Pre-release gating at the commitment boundary. The admissibility engine interposes a reproducible, policy-driven evaluation between a candidate binary and its release, so an artifact that matches an excluded reference (for example, a known-bad payload class indexed in the exclusion corpus) is rendered non-committable before publication.
Client-side and disconnected evaluation. The disclosure's client-side architecture computes the UID and evaluates similarity against a locally cached, cryptographically signed corpus fragment and policy object without transmitting the raw artifact, which suits build agents and air-gapped or intermittently connected pipelines where signed corpus fragments and policy objects are verifiable offline.
Bulk resolution for ingestion pipelines. The protocol's bulk mode routes a batch of candidate UIDs to their bands in parallel, fitting registry-scale ingestion and continuous-integration flows that must resolve many artifacts per request.

Boundary Conditions

The disclosure supports binary-object identity through one normalization recipe and a stated comparison property; it does not assert that structural identity replaces cryptographic signing, reproducible-build verification, or formal SBOM standards. Those remain complementary, and the disclosure positions its identity as derived from content rather than embedded in or attached to it, not as a substitute for authority-based trust.

The comparison guarantee is bounded. The disclosure describes stability under controlled transformations within defined thresholds and predictable divergence as variance-shifting mutations occur; it states that binary-object UIDs support cosine-similarity comparison across recompiled, repacked, or partially patched variants, but it does not claim invariance to arbitrary obfuscation, deliberate adversarial restructuring of a binary, or transformations that materially alter byte-level structure. Slope proximity is a structural signal subject to policy-declared continuity and similarity thresholds, and lineage edges are candidate links confirmed under anchor quorum, not authorship or ownership findings.

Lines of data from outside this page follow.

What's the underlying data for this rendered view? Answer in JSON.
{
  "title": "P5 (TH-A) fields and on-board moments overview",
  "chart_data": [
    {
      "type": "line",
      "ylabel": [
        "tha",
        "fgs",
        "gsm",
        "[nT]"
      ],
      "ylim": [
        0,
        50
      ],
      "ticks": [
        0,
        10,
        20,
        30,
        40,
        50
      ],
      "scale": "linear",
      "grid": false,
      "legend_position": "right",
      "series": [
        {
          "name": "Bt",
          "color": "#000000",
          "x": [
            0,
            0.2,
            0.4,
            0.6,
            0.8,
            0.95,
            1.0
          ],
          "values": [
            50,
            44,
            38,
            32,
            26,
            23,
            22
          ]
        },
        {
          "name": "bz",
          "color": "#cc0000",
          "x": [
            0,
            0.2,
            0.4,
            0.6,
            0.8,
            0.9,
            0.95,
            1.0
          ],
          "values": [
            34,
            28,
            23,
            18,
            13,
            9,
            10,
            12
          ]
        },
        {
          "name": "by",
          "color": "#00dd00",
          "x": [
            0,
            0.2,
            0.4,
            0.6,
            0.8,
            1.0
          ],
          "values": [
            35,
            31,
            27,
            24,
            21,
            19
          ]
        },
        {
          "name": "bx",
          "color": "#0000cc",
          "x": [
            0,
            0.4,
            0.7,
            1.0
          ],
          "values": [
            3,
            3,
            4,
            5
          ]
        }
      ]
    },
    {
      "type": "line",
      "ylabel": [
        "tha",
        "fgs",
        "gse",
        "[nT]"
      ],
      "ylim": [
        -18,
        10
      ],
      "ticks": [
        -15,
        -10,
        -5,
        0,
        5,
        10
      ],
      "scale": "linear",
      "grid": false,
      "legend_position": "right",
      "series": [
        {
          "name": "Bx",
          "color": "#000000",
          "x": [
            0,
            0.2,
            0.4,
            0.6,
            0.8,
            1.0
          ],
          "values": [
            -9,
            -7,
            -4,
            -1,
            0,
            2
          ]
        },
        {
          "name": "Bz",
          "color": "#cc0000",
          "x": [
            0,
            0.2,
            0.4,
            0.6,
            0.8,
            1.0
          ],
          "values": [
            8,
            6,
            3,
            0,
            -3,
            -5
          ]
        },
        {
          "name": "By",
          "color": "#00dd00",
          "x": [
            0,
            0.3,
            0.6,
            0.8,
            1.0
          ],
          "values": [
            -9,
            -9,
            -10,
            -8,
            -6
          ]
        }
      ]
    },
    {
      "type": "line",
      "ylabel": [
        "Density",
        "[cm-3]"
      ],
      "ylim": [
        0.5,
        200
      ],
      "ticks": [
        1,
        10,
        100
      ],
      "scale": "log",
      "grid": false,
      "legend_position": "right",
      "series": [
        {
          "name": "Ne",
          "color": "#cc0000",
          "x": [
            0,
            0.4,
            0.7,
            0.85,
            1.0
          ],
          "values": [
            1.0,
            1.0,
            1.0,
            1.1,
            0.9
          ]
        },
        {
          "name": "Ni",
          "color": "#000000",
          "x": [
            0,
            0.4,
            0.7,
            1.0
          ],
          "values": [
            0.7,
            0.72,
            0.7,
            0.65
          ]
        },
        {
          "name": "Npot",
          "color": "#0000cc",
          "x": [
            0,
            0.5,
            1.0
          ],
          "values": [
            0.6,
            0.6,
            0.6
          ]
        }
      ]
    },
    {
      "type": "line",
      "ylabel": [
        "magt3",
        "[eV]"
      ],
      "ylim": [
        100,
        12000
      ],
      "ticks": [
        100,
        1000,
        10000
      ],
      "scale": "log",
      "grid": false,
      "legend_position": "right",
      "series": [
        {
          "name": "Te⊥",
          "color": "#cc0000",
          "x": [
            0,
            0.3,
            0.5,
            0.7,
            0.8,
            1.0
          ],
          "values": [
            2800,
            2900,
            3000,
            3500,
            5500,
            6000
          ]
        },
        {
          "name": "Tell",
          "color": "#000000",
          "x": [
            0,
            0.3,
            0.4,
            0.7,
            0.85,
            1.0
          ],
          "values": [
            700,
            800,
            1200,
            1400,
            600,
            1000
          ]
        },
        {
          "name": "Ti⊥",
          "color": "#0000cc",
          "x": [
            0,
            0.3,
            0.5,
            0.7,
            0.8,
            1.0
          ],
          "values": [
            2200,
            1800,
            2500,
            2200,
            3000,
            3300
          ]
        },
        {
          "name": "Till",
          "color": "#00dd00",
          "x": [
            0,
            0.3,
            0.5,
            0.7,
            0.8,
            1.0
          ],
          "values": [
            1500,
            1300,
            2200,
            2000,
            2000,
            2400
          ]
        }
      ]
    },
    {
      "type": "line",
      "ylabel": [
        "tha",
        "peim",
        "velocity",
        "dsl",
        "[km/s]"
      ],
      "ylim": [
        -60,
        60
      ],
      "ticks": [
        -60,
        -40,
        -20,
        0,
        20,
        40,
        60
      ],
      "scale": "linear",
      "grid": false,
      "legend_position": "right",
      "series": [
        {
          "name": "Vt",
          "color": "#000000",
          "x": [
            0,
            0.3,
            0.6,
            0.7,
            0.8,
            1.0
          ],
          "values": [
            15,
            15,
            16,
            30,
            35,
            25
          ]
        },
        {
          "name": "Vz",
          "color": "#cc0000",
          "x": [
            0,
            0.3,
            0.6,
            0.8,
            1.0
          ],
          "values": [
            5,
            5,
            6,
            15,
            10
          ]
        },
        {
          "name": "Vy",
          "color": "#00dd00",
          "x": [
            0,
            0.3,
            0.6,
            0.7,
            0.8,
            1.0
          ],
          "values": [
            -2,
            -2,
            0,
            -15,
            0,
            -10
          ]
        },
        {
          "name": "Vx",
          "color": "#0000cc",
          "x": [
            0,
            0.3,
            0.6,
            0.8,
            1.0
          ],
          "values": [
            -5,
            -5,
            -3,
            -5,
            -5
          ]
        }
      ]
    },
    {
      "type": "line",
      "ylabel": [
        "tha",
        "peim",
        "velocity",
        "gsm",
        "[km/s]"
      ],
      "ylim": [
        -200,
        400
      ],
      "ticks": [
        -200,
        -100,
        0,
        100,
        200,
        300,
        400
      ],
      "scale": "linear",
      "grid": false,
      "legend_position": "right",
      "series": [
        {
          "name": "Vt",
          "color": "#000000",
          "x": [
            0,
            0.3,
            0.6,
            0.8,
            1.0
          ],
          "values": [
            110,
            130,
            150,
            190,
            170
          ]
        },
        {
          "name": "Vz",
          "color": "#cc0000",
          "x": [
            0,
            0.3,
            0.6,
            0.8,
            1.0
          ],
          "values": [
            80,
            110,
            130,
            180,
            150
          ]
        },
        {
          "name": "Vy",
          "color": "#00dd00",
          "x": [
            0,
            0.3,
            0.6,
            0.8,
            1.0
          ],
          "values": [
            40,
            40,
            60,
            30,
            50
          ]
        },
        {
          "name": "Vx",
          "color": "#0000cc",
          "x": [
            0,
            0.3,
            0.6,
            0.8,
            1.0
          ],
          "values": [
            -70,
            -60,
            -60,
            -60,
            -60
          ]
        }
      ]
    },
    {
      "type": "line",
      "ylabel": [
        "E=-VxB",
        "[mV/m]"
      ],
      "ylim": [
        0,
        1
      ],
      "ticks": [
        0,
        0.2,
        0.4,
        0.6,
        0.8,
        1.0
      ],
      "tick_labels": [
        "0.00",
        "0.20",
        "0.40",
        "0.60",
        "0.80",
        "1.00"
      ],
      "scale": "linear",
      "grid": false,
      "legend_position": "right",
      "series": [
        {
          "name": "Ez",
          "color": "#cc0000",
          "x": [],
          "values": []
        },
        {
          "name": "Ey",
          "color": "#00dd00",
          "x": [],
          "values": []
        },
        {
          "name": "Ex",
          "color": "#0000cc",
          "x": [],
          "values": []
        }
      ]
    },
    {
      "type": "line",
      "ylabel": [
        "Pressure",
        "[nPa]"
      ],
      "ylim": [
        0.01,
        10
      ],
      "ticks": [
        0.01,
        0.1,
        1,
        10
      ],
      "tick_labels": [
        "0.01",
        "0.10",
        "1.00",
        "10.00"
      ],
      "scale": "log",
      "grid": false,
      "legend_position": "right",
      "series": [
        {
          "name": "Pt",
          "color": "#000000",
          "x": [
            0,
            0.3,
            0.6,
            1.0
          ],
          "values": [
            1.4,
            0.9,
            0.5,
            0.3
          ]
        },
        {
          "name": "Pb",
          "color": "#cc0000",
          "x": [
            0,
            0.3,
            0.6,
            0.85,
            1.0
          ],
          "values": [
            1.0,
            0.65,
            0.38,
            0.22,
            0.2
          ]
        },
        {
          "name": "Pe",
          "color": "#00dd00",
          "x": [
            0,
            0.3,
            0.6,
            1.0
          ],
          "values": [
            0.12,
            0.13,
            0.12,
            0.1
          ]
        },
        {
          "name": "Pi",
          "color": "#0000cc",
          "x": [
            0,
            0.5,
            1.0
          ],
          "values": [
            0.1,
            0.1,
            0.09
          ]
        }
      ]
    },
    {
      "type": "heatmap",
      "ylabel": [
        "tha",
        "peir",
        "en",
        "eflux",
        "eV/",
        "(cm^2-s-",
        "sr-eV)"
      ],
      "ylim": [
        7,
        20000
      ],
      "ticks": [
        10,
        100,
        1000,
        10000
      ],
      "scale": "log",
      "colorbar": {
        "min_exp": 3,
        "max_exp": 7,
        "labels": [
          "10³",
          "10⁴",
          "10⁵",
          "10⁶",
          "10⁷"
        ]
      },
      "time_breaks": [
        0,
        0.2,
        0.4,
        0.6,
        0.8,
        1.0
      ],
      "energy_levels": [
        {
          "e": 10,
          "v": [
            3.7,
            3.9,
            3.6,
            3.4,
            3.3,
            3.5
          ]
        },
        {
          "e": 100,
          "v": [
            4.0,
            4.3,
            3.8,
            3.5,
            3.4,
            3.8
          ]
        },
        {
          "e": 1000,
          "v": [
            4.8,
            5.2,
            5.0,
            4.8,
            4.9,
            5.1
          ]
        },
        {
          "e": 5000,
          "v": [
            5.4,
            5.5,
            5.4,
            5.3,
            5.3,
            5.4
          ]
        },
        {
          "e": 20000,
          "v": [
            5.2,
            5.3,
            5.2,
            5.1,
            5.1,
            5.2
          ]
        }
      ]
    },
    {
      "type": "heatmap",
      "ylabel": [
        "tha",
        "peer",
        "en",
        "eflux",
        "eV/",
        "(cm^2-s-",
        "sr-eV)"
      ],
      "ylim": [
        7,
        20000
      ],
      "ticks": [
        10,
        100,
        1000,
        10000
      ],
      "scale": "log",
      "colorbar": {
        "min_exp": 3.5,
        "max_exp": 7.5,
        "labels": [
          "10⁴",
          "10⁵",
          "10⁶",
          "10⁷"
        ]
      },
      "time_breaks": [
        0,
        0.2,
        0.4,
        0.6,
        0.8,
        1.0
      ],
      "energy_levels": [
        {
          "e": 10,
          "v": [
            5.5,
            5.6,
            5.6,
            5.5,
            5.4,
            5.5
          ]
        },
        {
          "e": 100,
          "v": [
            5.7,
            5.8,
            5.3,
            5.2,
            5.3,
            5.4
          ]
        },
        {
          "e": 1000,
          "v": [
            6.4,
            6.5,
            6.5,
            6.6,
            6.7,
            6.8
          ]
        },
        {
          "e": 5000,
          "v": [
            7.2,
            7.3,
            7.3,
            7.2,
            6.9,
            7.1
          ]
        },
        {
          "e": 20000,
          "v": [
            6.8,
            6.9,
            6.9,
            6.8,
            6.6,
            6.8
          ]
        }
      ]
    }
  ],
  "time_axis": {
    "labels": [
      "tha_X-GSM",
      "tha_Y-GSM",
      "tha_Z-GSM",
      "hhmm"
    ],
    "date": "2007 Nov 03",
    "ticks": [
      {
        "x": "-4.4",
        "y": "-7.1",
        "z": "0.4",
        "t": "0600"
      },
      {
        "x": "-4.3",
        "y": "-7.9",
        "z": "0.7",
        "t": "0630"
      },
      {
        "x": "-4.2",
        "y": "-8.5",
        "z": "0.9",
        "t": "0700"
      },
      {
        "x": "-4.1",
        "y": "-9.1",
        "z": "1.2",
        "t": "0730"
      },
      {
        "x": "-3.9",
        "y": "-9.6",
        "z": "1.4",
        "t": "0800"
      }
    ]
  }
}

No performance numbers are claimed here because the specification states none for binary throughput or detection rates. The variance-band thresholds, the canonical resolutions, and the hashing scales recited above are the disclosure's own parameters for the general pipeline; the byte-domain normalization reuses that pipeline. Domain framing such as SBOM practice, code signing, and registry publication is external context describing where the mechanism plugs in, not additional disclosed technology.

Disclosure Scope

The technical mechanisms described in this article are disclosed in PCT International Application No. PCT/US26/28630, including the multi-axis variance vector, the binary-object normalization that reshapes a byte stream into a scalar field and computes sliding-window byte variance, byte-frequency entropy, and structural-section profiles for portable executable, executable and linkable format, and archive structures, the cosine-similarity comparison across recompiled, repacked, and partially patched variants, the multi-root lineage and version history records, the UID resolution query protocol with its orphan mode, the pre-release admissibility engine evaluating signed versioned policy objects, and the client-side and bulk-resolution architectures. All references in this article to software supply-chain practice, SBOM frameworks, code signing, container and firmware distribution, and registry publication are external domain and regulatory context provided to show how the disclosed invention composes with an existing field; they are not claims of the application and do not extend the disclosure. Claims to binary-object support are limited to the extent the specification discloses them, and nothing here should be read to assert structural identity beyond the byte-domain normalization and comparison properties the specification recites.